Outro é a maior agressividade verbal contra seus adversários, particularmente contra a esquerda e a chamada cultura woke — em alguns casos, sem respeitar as normas básicas de convivência democrática liberal.
Esse estilo combativo coincide com o do presidente dos Estados Unidos, Donald Trump. Seu governo procurou se alinhar a líderes latino-americanos de direita para recuperar a influência regional e neutralizar a China.
"Eu acredito que os Estados Unidos continuarão tensionando a nossa região e acho que vão tensionar as eleições no Brasil. Vão continuar tensionando a situação do México. E, é claro, a gente tem que estar muito atento a esses governos extremistas, porque são governos extremistas que rompem com a democracia", segundo Bressan.
A pesquisa regional Latinobarómetro destacou que as mudanças políticas começaram a ocorrer no continente a partir de 2020, quando os latino-americanos passaram a se classificar levemente mais à direita, ano após ano.
A diretora da Latinobarómetro, Marta Lagos, vincula o fenômeno à pandemia de coronavírus, que "acaba convencendo as pessoas vulneráveis de que não vão sair do buraco em que se encontram".
"Essa queda de expectativas para o futuro gera essa demanda populista e de extrema direita", explica Lagos à BBC News Mundo, o serviço em espanhol da BBC.
"É como se as pessoas dissessem: 'Chega, é preciso vir algo muito duro e drástico para que as coisas mudem'", segundo ela.
A mesma pesquisa também indicou que o apoio à economia de mercado na América Latina aumentou de 58%, em 2020, para 66%, em 2024.
Isso também pode explicar por que a ideia de reduzir o Estado, simbolizada pela motosserra na campanha que levou Javier Milei à presidência da Argentina em 2023, também foi apresentada por outros candidatos de sucesso no continente.
Fenômeno duradouro?
Mas os latino-americanos parecem votar, há anos, mais para punir seus governos no poder, do que por ideologia.
Na última década, os candidatos de oposição do continente venceram cerca do dobro das eleições, em relação aos de situação.
Contudo, os presidentes de direita que governam a América Latina enfrentam diversos desafios de gestão.
Milei ainda tenta fazer com que a economia argentina melhore de forma perceptível para as pessoas. Ele aplicou um drástico ajuste nas contas do país que, se por um lado reduziu a inflação, por outro provocou um aumento da pobreza e do desemprego.

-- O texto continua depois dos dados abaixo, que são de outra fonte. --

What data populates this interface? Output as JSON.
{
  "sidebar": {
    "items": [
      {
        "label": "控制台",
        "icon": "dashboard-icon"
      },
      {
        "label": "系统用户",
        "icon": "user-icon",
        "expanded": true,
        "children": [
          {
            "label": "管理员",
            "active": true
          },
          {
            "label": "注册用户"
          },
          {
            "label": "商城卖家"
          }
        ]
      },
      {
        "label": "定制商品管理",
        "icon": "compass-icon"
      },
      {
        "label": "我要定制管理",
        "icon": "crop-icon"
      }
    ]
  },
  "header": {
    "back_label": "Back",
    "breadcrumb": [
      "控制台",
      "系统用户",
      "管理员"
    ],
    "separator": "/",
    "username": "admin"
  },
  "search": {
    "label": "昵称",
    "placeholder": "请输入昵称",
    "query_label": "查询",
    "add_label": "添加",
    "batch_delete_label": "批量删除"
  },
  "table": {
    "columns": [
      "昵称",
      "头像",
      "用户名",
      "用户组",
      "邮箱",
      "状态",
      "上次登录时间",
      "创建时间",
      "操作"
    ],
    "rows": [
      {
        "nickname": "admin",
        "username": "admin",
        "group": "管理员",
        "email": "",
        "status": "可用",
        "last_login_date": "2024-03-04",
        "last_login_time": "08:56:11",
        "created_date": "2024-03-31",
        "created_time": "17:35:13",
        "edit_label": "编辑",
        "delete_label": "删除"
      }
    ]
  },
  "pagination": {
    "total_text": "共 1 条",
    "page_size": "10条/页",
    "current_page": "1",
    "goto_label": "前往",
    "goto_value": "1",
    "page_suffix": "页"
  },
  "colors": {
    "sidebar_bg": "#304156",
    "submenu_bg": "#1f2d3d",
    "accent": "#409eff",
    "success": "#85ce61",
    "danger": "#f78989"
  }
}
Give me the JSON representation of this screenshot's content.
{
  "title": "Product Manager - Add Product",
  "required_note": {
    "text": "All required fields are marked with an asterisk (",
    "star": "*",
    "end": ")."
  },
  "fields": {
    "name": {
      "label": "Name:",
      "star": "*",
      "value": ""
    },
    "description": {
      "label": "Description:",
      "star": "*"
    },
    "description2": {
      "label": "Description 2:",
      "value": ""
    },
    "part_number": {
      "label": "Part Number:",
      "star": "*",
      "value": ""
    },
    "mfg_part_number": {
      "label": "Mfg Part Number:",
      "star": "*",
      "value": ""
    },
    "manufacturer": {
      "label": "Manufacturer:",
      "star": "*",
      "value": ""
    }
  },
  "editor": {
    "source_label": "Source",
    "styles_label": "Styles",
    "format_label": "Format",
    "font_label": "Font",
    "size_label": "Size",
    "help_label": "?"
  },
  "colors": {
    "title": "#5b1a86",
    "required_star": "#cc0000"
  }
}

O Equador, em 2025, registrou um dos maiores índices de homicídios do mundo. Foram mais de 9,2 mil assassinatos, segundo dados oficiais, mesmo com as políticas de "braço forte" e a mobilização militar ordenada por Noboa nos últimos dois anos.
E, no Chile, os índices de aprovação de José Antonio Kast caíram desde que o presidente tomou posse em março. Isso se deve à estagnação econômica, ao desemprego que aumentou para 9,4% entre março e maio e à criminalidade, que permanece uma das maiores preocupações da população.
"É um erro pensar que a direita veio para ficar", alerta Lagos.
Mas ele destaca que, antes do retorno da esquerda ao continente, poderão surgir "novos tipos de populismo".
"Se a direita não conseguir controlar a segurança, será o equivalente funcional à incapacidade da esquerda de eliminar a pobreza", explica Lagos.